Sungguh aneh sikap mayoritas umat muslim masa kini, mereka lebih merasa tertarik kepada tokoh-tokoh nonmuslim, menjadikan tokoh-tokoh tersebut sebagai panutan, contoh, dan suri teladan. Setiap kali mereka ingin memberikan permisalan atau contoh kesuksesan seseorang, mereka pasti mengangkat dan menggunakan nama nonmuslim. Bila mereka ingin menggambarkan kecerdasan maka yang terlintas di otak dan pikiran mereka adalah kecerdasan Albert Einstein. Bila mereka ingin memncontohkan tentang semangat yang tak kenal putus asa, maka mereka mempermisalkan kegigihan seorangThomas Alva Edison. Dan masih banyak contoh lain yang sangat sering kita lihat dan kita dengar di kehidupan kita sehari-hari.
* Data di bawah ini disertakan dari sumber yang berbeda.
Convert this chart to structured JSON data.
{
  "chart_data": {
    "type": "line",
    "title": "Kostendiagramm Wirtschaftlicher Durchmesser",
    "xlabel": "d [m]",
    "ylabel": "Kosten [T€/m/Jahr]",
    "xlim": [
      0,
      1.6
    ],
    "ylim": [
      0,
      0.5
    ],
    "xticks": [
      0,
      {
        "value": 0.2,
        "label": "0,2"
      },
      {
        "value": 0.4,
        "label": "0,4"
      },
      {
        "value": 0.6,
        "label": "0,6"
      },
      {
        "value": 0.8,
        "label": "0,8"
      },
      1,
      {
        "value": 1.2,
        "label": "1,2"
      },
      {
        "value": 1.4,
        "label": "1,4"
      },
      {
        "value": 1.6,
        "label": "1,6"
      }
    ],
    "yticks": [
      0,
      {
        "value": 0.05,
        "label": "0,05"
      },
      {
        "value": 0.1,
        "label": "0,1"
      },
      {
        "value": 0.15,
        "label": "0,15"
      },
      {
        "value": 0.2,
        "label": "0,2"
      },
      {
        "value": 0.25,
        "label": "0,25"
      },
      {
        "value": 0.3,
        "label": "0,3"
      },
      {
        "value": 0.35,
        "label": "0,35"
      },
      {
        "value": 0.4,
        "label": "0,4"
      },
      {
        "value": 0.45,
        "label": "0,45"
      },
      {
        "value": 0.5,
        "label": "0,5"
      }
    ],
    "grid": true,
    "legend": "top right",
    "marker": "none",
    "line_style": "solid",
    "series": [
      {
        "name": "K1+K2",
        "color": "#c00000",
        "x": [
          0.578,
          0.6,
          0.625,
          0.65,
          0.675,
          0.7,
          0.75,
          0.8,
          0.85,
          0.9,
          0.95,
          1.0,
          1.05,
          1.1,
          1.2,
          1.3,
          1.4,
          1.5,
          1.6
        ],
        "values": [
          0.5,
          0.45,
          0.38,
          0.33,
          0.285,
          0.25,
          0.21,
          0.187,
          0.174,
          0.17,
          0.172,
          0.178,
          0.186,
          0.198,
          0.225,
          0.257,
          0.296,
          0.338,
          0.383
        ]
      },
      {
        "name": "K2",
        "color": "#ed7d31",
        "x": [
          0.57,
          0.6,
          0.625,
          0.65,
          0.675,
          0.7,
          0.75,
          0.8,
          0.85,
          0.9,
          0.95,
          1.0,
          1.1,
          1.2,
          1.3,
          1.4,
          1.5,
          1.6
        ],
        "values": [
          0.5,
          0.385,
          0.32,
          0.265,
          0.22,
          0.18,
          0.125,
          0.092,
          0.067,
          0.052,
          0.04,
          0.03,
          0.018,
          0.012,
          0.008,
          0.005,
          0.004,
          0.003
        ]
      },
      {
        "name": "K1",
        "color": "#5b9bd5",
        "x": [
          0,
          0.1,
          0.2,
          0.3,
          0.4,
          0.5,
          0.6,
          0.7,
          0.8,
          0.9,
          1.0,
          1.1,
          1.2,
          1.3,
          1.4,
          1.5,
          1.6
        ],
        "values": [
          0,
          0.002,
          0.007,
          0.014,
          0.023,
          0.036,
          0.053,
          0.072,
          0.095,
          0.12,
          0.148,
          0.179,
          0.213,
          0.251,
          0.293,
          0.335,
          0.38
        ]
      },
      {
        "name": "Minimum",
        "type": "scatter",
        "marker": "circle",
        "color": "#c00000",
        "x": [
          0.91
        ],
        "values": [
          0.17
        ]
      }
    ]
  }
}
Timbul sebuah pertanyaan besar, apakah tidak ada seorang tokoh muslim pun yang sehebat tokoh-tokoh nonmuslim tersebut, sampai-sampai kaum muslimin mengangkat nama mereka bila ingin memberikan semangat dan motivasi???!

Mungkin ini menjadi sebab umat muslim menjadi lemah, karena hidup di bawah jajahan dan naungan pemikiran non muslim. Bergaya hidup dan berpola pikir seperti mereka kaum non muslim. Secara tidak lansung baik kita sadari ataupun tidak kita bagaikan boneka yang di kendalikan oleh umat non muslim.

Sebagai solusi dari kenyataan ini, umat Islam harus memiliki jati diri sebagai seorang muslim, mereka harus mengenal Nabi mereka, para sahabatnya, dan tokoh-tokoh besar lainnya yang berpengaruh dalam kejayaan Islam, yang dengan mengenal sejarah mereka, kita dapat termotivasi dengan meyebutkan kisah hidup serta keberhasilan yang telah mereka gapai.

Pada pembahasan ini, penulis akan memaparkan biografi seorang imam besar yang kebesarannya tercatat dalam tinta sejarah peradaban Islam, beliau adalah Al-Imam al-Hafizh Adz-Dhahabiy.

Biografi Imam al-Hafizh Adz-Dzahabi

Beliau adalah: al-Imam al-Hafizh, Syamsuddin, Abu Abdillah, Muhammad bin Ahmad bin Utsman bin Qaimaz bin Abdullah at-Turkmani al-Fariqi asy-Syafi’i ad-Dimasyqi, yang terkenal dengan Adz-Dzahabi.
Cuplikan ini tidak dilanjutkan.